XERED-AM

XERED-AM
City Tlalnepantla, State of Mexico
Broadcast area Greater Mexico City
Branding Radio Red AM
Slogan La estación que le enriquece / Con el prestigio Radio Red
Frequency 1110 kHz
88.1 FM HD2 (XHRED-FM)
First air date December 30, 1930
Format News and talk
Power 100 kW day
50 kW night[1]
Class B
Callsign meaning Radio RED
Owner Grupo Radio Centro
(Radio Red, S.A. de C.V.)
Website redam.mx

XERED-AM is a radio station in Tlalnepantla, State of Mexico, serving Mexico City. Located on 1110 kHz, XERED-AM is owned by Grupo Radio Centro and broadcasts news and talk as "Radio Red". 1110 AM is a United States clear-channel frequency.

XERED-AM can be heard in HD on XHRED-FM 88.1 FM HD2.[2]

History

The concession history for XERED-AM begins with XEFO, a radio station launched in December 30, 1930[3] on 940 kHz as the radio station of the National Revolutionary Party (later the PRI). The earliest available concession for XEFO dates to July 1, 1932.[4] Despite the ban on political use of radio stations, XEFO radio was used as a method of disseminating party ideology, government accomplishments and as the chief medium of broadcasting news and propaganda during Lázaro Cárdenas's 1934 presidential election.[3] XEFO was also relayed on shortwave XEUZ, which broadcast on 6120 kHz with 5 kW.[5] Not long after Cárdenas was replaced by Miguel Alemán, XEFO was sold in 1941 to Francisco Aguirre Jiménez, who changed the callsign to XEQR-AM and used it to launch what became Grupo Radio Centro—which would end up buying Radio Red in 1994. However, XEQR was launched on a separate concession.

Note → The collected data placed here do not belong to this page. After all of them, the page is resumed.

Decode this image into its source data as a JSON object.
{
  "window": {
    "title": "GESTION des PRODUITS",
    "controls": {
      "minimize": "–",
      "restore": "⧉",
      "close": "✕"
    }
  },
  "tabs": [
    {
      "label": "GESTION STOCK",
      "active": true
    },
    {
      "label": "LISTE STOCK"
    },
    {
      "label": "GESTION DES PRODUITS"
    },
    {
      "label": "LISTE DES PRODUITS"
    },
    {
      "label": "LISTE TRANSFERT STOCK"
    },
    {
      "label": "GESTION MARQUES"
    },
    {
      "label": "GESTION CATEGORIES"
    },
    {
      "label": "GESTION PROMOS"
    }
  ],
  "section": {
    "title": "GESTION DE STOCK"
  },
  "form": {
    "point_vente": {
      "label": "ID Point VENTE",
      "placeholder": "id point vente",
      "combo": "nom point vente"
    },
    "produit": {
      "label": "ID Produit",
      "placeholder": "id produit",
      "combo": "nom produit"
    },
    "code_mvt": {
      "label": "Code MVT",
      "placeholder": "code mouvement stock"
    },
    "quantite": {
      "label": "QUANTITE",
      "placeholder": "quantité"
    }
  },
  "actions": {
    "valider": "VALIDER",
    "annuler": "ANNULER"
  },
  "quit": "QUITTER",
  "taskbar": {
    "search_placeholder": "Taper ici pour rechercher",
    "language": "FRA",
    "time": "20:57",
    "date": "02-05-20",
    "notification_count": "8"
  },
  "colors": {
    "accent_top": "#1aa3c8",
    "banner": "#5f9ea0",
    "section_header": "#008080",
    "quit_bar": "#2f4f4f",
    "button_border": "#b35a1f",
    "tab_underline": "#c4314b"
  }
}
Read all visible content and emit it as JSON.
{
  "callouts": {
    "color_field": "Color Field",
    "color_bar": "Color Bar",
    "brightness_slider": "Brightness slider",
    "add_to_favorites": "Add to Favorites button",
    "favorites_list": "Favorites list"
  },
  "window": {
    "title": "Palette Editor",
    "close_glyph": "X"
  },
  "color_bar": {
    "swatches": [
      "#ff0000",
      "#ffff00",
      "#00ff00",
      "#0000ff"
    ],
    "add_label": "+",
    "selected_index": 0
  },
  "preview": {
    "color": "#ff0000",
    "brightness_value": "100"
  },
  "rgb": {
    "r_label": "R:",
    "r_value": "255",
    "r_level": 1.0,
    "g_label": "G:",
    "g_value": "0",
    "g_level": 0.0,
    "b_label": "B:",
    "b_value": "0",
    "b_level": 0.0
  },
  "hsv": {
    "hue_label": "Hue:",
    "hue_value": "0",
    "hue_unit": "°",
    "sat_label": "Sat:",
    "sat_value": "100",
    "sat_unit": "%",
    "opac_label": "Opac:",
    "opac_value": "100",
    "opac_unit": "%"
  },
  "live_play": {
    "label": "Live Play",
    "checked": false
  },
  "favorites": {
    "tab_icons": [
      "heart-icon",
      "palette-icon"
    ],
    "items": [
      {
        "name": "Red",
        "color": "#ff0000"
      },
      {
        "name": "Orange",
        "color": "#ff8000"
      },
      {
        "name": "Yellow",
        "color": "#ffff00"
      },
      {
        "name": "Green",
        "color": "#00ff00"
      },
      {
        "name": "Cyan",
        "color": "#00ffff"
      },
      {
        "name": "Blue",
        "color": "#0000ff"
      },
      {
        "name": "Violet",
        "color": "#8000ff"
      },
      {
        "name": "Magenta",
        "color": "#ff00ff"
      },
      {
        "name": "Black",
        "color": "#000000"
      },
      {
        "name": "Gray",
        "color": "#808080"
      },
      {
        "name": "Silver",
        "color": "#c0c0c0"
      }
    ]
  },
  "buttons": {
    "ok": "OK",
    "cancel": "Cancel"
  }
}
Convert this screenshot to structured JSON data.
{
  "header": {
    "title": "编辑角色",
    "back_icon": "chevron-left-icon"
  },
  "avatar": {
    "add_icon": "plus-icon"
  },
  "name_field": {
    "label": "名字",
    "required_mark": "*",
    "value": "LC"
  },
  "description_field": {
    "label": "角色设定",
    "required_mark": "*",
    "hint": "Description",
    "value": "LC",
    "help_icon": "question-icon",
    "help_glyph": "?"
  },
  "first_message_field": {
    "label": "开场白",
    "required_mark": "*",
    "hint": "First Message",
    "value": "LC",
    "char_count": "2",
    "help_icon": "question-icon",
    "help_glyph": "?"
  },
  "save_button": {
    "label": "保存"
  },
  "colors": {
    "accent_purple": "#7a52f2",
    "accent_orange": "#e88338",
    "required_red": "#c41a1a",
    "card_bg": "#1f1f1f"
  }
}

In 1946, a new station on 1110 kHz was established, XERCN-AM, owned by Rafael Cutberto Navarro through concessionaire Radio Central de México, S.A., with the concession history of XEFO. In 1973, it was sold to Clemente Serna Martínez and his Radio Programas de México, who the next year launched a new format for the station, "Radio Red". The callsign was changed to XERED-AM and the station began pioneering longform news and talk programming. Radio Red's flagship newscast was Monitor, which started on September 2, 1974 and whose morning edition was hosted by José Gutiérrez Vivó. Also in the 1970s, the station launched an FM sister station, XHRED-FM 88.1. Monitor grew to have four daily editions (morning, noon, evening and midnight) and became Mexico City's top-rated radio newscast by the late 1980s.

In 1994, RPM/Radiodifusora Red—which, by this point, had grown to include XERED-AM, XHRED-FM, and XHRCA-FM 91.3 in Mexico City, as well as Radio Red repeaters in Guadalajara (XEDKR-AM 700) and Monterrey (XESTN-AM 1540), was sold to Grupo Radio Centro. After the sale, Gutiérrez Vivó created Infored, which remained in charge of producing Monitor and other news programming, while all of XERED's other talk programs and hosts became part of Radio Centro.

For media concentration reasons, Radio Centro sold two stations (1320 AM, which became XENET-AM, and 1560 AM, which became XEINFO-AM) to Infored in 1998, with the stations relaunched in 2000. After a legal conflict between the two sides that culminated in a lawsuit won by Infored, in 2004 the Monitor newscasts were removed from Radio Red after almost 30 years on air (they continued on 1320 and 1560 AM until 2008). Radio Centro responded by increasing XERED's daytime power to 100 kW from 50 and replacing Monitor with their own news offerings.

Format

Radio Red's format consists of multiple longform newscasts throughout the day, featuring such hosts as Sergio Sarmiento, Jacobo Zabludovsky (who after his death in 2015 was replaced by Juan Francisco Castañeda) and Jesús Martín Mendoza. The newscasts are carried on AM and FM, but while FM airs mostly music programming, the AM station airs a wide variety of talk programs with topics of culture, history, literature, health, science, finances and others.

Beginning in 2014, the station also carries Sunday afternoon games during the NFL season.

References

  1. Instituto Federal de Telecomunicaciones. Infraestructura de Estaciones de Radio AM. Last modified 2016-03-31. Retrieved 2014-12-22.
  2. http://hdradio.com/mexico/estaciones HD Radio Guide for Mexico
  3. 1 2 Enrique E. Sánchez Ruiz, "Orígenes de la radiodifusión en México". Guadalajara: ITESO, 1984
  4. "1932 XEFO concession" (PDF). rpc.ift.org.mx. Retrieved 2015-01-28.
  5. Jerome S. Berg, The Early Shortwave Stations: A Broadcasting History Through 1945. McFarland, 2013: 158.